In der Suite über dem Potsdamer Platz sitzt ein Gentleman, sanft und bescheiden, und es ist kaum vorstellbar, dass er auch im Haifischbecken Hollywood so zurückhaltend aufgetreten ist. "Doch, doch", versichert er indes, "ich bin nie aus der Haut gefahren." Leonardo DiCaprio und Daniel Day-Lewis seien seine Lieblingsschauspieler, weil sie so präzise arbeiteten. Ballhaus kann herrlichen Klatsch erzählen. Harrison Ford habe immer Angst gehabt, dass seine Nase auf der Leinwand zu groß wirke. John Travolta könne sich keinen Text merken, der länger als zwei Zeilen ist.
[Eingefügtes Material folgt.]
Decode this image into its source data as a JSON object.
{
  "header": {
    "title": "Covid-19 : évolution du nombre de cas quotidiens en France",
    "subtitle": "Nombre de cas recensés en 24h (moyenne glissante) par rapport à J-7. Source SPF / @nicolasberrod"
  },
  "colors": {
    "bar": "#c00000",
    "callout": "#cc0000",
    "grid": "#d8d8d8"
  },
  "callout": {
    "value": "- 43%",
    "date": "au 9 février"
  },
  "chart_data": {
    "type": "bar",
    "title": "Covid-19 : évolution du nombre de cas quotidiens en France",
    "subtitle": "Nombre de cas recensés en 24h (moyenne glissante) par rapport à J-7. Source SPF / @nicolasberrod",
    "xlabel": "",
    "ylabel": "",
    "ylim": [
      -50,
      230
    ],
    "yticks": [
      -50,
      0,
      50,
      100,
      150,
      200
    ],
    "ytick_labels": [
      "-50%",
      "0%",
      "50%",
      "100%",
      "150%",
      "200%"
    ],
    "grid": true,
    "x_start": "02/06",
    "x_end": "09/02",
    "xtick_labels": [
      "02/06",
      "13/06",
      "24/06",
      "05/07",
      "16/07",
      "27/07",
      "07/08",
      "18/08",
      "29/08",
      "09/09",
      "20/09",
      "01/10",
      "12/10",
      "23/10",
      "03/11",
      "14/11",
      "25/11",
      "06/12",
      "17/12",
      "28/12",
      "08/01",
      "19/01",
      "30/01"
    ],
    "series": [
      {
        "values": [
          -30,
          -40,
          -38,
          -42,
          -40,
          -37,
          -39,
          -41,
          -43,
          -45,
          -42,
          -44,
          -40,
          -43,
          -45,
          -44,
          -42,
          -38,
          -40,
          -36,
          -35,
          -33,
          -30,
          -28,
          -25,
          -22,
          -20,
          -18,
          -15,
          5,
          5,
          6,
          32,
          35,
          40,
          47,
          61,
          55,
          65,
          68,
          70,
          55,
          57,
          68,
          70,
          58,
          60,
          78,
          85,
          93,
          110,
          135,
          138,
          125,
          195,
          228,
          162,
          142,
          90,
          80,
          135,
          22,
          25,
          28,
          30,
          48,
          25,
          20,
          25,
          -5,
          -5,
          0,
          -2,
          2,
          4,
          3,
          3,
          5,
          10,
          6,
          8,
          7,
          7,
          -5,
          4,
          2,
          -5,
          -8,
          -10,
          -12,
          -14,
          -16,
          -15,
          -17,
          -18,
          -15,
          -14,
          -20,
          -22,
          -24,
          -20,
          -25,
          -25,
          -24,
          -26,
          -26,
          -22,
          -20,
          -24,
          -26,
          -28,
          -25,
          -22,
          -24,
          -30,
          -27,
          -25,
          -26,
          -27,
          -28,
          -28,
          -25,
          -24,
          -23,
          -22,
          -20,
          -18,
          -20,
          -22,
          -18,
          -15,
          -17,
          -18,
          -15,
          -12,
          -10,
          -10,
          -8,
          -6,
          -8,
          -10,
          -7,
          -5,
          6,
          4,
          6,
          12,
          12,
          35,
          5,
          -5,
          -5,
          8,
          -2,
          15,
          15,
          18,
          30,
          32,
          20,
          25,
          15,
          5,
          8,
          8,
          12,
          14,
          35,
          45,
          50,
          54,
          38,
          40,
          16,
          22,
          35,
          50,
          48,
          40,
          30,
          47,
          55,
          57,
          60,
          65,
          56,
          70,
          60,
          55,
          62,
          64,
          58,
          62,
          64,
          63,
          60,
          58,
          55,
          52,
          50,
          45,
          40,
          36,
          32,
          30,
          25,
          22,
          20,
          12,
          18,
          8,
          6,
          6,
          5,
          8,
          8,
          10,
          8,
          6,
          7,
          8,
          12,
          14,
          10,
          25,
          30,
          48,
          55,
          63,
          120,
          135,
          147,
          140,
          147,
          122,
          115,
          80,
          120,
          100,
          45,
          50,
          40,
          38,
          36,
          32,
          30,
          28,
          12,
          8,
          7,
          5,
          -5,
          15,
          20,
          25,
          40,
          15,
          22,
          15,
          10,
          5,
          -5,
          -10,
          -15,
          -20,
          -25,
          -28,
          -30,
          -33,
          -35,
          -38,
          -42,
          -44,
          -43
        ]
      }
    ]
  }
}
Und Gary Oldman habe am Set von "Dracula" bereits morgens in der Maske eine Flasche Wein getrunken, weil er sich kurz zuvor von Uma Thurman getrennt habe. Oldman fing wohl alsbald eine Affäre mit Co-Star Winona Ryder an, sei dann aber ausgerastet, als er erfuhr, dass ihre Gage höher war als seine.

Drei Mal für den Oscar nominiert

"Zeit der Unschuld" ist ihm der liebste Film, sagt er, der beste sei sicher "Goodfellas" und sein meistgesehenes Werk der Videoclip zu "Papa Don't Preach" von Madonna. Er war dreimal für den Oscar nominiert. 2006 beendete Ballhaus seine Hollywood-Karriere mit Scorseses "Departed". Ob Scorsese ihn manchmal in Zehlendorf anrufe? "Ja", sagt Ballhaus. Er und seine Cutterin suchten gelegentlich Rat.

Ballhaus wirkt müde. Die dunklen Augen liegen tief in den Höhlen. Morgen wird er bei der Berlinale den Ehrenbären für sein Lebenswerk entgegennehmen. Danach zieht er sich zurück, er möchte nicht mehr auftreten. Eine letzte Frage sei noch erlaubt: Weiß die Kamera mehr als das Auge? Ballhaus denkt lange nach. Dann lächelt er und sagt: "Nein."